I. La pertinence d’une distinction entre causalité matérielle et causalité juridique

 Il est utile, pour mieux comprendre cette distinction, de préciser préalablement la fonction de la responsabilité civile, du point de vue de l’analyse économique du droit. Au sens économique, la responsabilité civile a pour fondement l’incitation des responsables potentiels à la prévention adéquate et suffisante du dommage, par l’obligation qu’elle leur impose de prendre en charge la réparation intégrale du préjudice qu’ils seraient susceptibles de causer[5].

 Selon cette approche, il est apparu tout d’abord aux économistes que le concept de causalité n’avait guère de sens, car la causalité se confondrait en somme avec la responsabilité elle-même (A). Une analyse raffinée a permis par la suite d’apporter des nuances à cette affirmation première, pour identifier le rôle véritable de la causalité en responsabilité civile (B).
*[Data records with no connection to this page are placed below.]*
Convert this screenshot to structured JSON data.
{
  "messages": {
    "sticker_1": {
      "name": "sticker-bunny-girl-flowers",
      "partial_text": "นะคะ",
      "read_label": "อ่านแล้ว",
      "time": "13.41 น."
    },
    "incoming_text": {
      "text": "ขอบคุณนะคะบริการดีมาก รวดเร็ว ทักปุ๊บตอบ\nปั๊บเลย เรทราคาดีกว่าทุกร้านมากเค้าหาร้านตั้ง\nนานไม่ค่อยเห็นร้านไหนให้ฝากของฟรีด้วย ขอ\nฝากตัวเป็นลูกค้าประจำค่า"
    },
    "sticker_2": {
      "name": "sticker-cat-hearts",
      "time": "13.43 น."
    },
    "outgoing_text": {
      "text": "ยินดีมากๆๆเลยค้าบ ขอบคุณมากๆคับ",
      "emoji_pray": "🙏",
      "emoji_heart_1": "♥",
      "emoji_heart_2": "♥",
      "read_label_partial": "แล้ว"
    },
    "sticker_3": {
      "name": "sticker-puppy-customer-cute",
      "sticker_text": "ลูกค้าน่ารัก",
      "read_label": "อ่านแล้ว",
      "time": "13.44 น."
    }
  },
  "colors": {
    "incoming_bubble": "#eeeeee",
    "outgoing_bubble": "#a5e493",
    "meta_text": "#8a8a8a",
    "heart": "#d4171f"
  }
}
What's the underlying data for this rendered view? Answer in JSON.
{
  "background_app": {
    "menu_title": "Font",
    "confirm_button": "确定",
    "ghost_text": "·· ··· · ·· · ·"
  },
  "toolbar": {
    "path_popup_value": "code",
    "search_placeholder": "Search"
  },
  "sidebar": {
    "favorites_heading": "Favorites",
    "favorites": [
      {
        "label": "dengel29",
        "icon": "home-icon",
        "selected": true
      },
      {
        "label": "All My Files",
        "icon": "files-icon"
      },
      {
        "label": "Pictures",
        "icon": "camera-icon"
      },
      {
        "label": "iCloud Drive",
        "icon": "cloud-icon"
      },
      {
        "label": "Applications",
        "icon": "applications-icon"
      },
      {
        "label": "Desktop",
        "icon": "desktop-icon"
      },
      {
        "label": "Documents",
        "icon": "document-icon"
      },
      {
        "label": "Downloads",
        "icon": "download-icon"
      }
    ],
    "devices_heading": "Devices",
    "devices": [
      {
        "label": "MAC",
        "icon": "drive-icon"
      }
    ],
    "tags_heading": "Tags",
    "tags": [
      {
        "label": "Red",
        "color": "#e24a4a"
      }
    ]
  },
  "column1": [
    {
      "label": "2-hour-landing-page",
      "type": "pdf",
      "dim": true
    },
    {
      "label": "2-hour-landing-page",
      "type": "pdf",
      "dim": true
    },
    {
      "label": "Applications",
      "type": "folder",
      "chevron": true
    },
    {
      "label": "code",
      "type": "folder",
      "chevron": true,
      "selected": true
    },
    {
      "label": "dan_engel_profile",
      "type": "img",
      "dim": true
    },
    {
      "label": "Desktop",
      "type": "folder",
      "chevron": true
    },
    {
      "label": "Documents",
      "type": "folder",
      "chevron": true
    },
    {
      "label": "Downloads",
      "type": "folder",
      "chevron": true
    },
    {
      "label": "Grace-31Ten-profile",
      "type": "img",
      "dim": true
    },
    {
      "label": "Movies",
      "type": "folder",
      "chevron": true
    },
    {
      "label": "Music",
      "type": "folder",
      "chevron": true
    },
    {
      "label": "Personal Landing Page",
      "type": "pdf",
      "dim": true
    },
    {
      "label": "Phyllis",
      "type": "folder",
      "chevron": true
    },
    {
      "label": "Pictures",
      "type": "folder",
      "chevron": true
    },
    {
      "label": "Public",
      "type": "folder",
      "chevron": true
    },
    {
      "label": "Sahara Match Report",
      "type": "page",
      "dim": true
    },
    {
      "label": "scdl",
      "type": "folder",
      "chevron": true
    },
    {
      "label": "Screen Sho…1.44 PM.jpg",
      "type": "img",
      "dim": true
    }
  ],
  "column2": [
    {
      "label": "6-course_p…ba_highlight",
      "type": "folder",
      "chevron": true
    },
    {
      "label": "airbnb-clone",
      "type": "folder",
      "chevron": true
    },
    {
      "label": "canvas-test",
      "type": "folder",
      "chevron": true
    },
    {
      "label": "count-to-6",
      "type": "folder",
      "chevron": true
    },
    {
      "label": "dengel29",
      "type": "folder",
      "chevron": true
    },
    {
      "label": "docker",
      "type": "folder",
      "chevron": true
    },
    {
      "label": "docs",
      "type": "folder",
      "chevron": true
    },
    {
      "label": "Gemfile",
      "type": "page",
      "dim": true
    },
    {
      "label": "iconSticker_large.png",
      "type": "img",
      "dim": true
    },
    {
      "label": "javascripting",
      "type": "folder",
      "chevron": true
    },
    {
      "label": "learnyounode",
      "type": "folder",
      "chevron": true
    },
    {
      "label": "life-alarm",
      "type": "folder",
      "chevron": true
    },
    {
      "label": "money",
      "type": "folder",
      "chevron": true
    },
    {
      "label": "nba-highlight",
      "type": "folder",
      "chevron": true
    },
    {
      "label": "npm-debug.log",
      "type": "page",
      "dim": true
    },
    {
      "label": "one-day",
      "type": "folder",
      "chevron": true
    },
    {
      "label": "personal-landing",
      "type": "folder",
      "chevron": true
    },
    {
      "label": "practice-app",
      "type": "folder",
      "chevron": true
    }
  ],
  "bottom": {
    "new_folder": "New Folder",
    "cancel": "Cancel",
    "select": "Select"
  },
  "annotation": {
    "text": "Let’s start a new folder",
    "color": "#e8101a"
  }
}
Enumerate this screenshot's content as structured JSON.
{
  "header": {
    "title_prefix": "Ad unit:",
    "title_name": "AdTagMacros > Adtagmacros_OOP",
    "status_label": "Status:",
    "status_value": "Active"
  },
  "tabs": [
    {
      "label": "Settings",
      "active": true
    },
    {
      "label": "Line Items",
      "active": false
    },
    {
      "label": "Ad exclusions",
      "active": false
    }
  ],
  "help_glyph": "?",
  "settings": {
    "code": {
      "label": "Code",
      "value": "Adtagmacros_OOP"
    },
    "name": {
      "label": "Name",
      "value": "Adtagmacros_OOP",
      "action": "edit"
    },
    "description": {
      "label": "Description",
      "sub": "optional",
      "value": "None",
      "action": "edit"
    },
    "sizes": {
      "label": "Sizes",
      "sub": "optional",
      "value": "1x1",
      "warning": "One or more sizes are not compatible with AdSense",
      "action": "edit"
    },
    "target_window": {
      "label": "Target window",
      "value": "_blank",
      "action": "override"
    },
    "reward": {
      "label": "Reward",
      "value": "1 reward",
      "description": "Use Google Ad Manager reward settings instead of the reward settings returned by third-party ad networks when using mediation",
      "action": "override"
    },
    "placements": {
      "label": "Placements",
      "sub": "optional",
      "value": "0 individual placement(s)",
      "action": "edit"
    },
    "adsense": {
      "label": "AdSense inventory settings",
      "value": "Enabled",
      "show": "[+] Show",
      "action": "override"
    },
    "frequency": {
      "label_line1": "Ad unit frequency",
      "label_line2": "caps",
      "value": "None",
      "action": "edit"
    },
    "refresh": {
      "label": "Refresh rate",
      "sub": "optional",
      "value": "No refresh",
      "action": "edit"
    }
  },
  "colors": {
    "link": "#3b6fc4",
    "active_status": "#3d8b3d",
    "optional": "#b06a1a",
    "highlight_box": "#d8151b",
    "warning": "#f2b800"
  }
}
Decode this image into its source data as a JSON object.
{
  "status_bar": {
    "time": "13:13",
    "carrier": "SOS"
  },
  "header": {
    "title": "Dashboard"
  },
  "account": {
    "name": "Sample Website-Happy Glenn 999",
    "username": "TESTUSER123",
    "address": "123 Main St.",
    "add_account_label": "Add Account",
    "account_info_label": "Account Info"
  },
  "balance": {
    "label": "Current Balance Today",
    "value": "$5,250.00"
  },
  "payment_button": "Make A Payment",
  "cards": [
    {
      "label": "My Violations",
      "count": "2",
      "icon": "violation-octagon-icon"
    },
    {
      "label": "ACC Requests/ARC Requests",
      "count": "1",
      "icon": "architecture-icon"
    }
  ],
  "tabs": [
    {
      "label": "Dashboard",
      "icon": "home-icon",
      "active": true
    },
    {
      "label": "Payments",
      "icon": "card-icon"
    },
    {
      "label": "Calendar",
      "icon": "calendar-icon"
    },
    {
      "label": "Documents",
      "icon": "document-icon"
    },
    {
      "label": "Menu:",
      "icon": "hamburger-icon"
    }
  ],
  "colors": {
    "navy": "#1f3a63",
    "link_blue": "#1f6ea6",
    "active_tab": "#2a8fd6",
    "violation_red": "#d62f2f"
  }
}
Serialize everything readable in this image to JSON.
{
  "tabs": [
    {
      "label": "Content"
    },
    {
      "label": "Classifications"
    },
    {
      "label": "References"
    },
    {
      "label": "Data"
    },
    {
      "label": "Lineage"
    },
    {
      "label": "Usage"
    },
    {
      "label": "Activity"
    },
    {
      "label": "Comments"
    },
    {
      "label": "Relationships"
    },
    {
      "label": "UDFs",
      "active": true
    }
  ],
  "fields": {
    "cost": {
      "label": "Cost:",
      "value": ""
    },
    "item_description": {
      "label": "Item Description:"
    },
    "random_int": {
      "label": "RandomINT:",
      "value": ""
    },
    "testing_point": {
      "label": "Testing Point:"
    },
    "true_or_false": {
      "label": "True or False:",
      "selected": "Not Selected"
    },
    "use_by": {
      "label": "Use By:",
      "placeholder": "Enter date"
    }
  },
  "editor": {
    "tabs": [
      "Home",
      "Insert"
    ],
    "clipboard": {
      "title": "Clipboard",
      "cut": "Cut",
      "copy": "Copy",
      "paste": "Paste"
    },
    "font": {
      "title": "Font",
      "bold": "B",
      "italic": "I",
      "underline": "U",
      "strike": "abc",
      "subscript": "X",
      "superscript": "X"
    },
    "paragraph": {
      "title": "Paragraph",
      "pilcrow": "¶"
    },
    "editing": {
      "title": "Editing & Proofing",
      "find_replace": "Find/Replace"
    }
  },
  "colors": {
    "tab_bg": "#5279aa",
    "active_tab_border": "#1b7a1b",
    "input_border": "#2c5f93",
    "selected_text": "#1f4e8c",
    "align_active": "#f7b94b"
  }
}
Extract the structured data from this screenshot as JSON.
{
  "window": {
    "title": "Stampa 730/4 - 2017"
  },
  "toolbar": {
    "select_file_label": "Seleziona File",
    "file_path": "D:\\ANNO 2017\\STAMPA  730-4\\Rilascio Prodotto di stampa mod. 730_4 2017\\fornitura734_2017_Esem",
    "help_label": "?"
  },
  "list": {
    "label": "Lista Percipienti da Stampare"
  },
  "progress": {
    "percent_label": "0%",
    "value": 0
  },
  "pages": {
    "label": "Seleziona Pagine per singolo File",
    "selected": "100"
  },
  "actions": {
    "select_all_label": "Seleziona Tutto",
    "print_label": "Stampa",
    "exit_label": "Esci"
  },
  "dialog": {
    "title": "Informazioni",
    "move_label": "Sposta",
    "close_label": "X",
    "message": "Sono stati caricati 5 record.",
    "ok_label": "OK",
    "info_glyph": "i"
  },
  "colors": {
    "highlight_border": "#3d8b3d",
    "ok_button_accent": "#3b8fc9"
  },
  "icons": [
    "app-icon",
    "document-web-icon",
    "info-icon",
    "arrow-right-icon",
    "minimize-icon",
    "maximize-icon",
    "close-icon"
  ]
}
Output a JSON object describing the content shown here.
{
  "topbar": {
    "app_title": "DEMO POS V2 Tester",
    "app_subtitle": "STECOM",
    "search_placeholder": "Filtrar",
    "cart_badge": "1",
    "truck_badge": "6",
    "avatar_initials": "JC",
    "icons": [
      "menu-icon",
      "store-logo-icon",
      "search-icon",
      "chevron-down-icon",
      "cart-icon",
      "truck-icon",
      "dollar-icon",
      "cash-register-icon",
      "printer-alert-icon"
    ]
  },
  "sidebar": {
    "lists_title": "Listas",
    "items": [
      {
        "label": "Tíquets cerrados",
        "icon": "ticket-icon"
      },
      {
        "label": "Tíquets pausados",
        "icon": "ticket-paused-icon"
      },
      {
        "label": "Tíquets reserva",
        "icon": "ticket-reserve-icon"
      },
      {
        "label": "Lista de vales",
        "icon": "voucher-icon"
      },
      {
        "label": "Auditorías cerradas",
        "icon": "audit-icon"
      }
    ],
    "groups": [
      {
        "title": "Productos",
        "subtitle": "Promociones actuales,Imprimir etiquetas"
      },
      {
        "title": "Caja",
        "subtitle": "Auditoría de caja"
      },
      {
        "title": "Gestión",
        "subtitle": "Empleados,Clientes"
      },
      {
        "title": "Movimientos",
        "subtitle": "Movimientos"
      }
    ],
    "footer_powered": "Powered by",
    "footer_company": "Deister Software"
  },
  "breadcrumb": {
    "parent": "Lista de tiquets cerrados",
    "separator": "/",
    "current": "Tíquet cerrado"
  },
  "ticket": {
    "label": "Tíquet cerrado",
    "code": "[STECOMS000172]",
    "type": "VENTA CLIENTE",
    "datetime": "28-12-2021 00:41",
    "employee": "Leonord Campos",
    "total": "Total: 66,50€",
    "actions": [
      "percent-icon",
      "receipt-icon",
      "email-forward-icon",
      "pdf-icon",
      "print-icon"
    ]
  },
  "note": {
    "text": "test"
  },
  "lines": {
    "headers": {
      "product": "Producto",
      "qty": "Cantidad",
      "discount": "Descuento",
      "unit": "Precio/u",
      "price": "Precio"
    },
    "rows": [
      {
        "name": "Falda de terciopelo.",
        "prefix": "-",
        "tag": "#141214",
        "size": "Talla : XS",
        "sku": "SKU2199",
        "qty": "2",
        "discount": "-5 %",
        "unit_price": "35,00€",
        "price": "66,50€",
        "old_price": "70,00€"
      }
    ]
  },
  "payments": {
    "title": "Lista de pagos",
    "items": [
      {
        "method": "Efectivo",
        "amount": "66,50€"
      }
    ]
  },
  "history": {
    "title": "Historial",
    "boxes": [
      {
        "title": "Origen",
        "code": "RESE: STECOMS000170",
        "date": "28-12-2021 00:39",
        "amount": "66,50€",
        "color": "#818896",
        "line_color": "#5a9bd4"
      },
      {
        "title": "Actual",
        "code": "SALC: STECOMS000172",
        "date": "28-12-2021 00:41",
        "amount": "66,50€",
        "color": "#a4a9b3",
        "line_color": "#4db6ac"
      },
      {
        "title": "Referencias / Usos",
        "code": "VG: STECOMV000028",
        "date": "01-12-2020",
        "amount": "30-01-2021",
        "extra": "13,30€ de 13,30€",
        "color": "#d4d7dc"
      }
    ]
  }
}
A. La négation originelle du concept de causalité

 Les premiers travaux d’analyse économique appliquée à la responsabilité civile nient purement et simplement le concept de causalité. Ainsi, l’article de Ronald Coase, the problem of social cost[6], considéré comme l’acte fondateur du courant Law and Economics aux Etats-Unis, affirme sans ambiguïté que la notion juridique de causalité ne sert strictement à rien d’un point de vue économique.

 Dans cet article, l’éminent auteur explique que la causalité, comprise comme l’ensemble des conditions sine qua non du dommage, n’a aucun sens dans une analyse économique. Son argumentation est en apparence très claire. D’un point de vue mathématique, la survenance d’un dommage est liée à la conjonction de paramètres, constantes ou variables, qui l’a rendu possible. Par conséquent, lorsqu’un préjudice est subi, tout ce qui a conduit à son existence doit être considéré comme l’une de ses causes. Fort logiquement, la victime est donc l’une des causes du dommage, puisqu’en son absence, il n’y aurait tout simplement pas eu de dommage.

 Un tel raisonnement démontrerait l’inutilité du concept de causalité en droit, en tant que condition de la responsabilité civile. En effet, il n’y aurait guère de sens à affirmer que l’auteur du dommage est la cause de ce dommage, puisque la victime est tout autant une cause de ce dommage.

 L’argumentation est en réalité contestable, dans la mesure où R. Coase semble considérer la causalité comme une notion unitaire, qui renverrait seulement à la relation de cause à effet fait générateur et dommage, tout en partant du principe que cette causalité permet de désigner celui qui devra payer pour le dommage survenu. C’est là ignorer l’ambivalence de la notion, et refuser de distinguer causalité matérielle et causalité juridique.

B. Les nuances apportées à la négation initiale du concept de causalité

 Si l’analyse de R. Coase se révèle plutôt inexacte en ce qui concerne la causalité, les travaux ultérieurs des économistes ont au contraire restauré toute l’importance de cette notion en responsabilité civile. Ces travaux se sont d’ailleurs orientés vers une distinction entre causalité matérielle et causalité juridique, bien connue des juristes par ailleurs.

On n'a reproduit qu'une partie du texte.